La constitution de l'État politique et la décomposition de la société bourgeoise en individus indépendants, dont les rapports sont régis par le droit, comme les rapports des hommes des corporations et des jurandes étaient régis par le privilège, s'accomplissent par un seul et même acte. L'homme tel qu'il est membre de la société bourgeoise, l'homme non politique, apparaît nécessairement comme l'homme naturel. Les droits de l'homme prennent l'apparence des droits naturels, car l'activité consciente se concentre sur l'acte politique. L'homme égoïste est le résultat passif, simplement donné, de la société décomposée, objet de la certitude immédiate, donc objet naturel. La révolution politique décompose la vie bourgeoise en ses éléments, sans révolutionner ces éléments eux-mêmes et les soumettre à la critique. Elle est à la société bourgeoise, au monde des besoins, du travail, des intérêts privés, du droit privé, comme à la base de son existence, comme a une hypothèse qu'il n'y a pas a prouver, donc, comme à sa base naturelle. Enfin, l'homme tel qu'il est, membre de la société bourgeoise, est considéré comme l'homme proprement dit, l'homme par opposition au citoyen, parce que c'est l'homme dans son existence immédiate, sensible et individuelle, tandis que l'homme politique n'est que l'homme abstrait, artificiel, l'homme en tant que personne allégorique, morale. L'homme véritable, on ne le reconnaît que sous la forme de l'individu égoïste, et l'homme réel sous la forme du citoyen abstrait.
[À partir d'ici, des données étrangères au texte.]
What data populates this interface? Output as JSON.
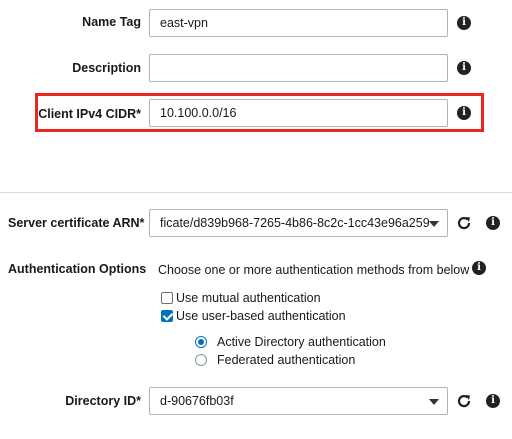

Cette abstraction de l'homme politique, Rousseau nous la dépeint excellemment : « Celui qui ose entreprendre d'instituer un peuple doit se sentir en état de changer, pour ainsi dire, la nature humaine, de transformer chaque individu, qui par lui-même est un tout parfait et solidaire en partie d'un plus grand tout, dont cet individu reçoive, en quelque sorte, sa vie et son être, de substituer une existence partielle et morale à l'existence physique et indépendante. Il faut qu'il ôte à l'homme ses forces propres pour lui en donner qui lui soient étrangères et dont il ne puisse faire usage sans le secours d'autrui. » (Du Contrat social, livre II.)

Toute émancipation n'est que la réduction, à l'homme lui-même, du monde humain, des rapports.

L'émancipation politique, c'est la réduction de l'homme d'une part au membre de la société bourgeoise, à l'individu égoïste et indépendant, et d'autre part au citoyen, à la personne morale.

L'émancipation humaine n'est réalisée que lorsque l'homme a reconnu et organisé ses forces propres comme forces sociales et ne sépare donc plus de lui la force sociale sous la forme de la force politique. Ce n'est que lorsque l'homme individuel réel reprend en lui le citoyen abstrait et est devenu être génétique en tant qu'homme individuel dans sa vie empirique, dans son travail individuel, dans ses rapports individuels, ce n'est que lorsque l'homme a connu et organisé ses « forces propres », comme forces sociales et par là ne sépare plus de lui la force sociale dans la forme de la force politique, ce n'est qu'alors que l'émancipation humaine est accomplie.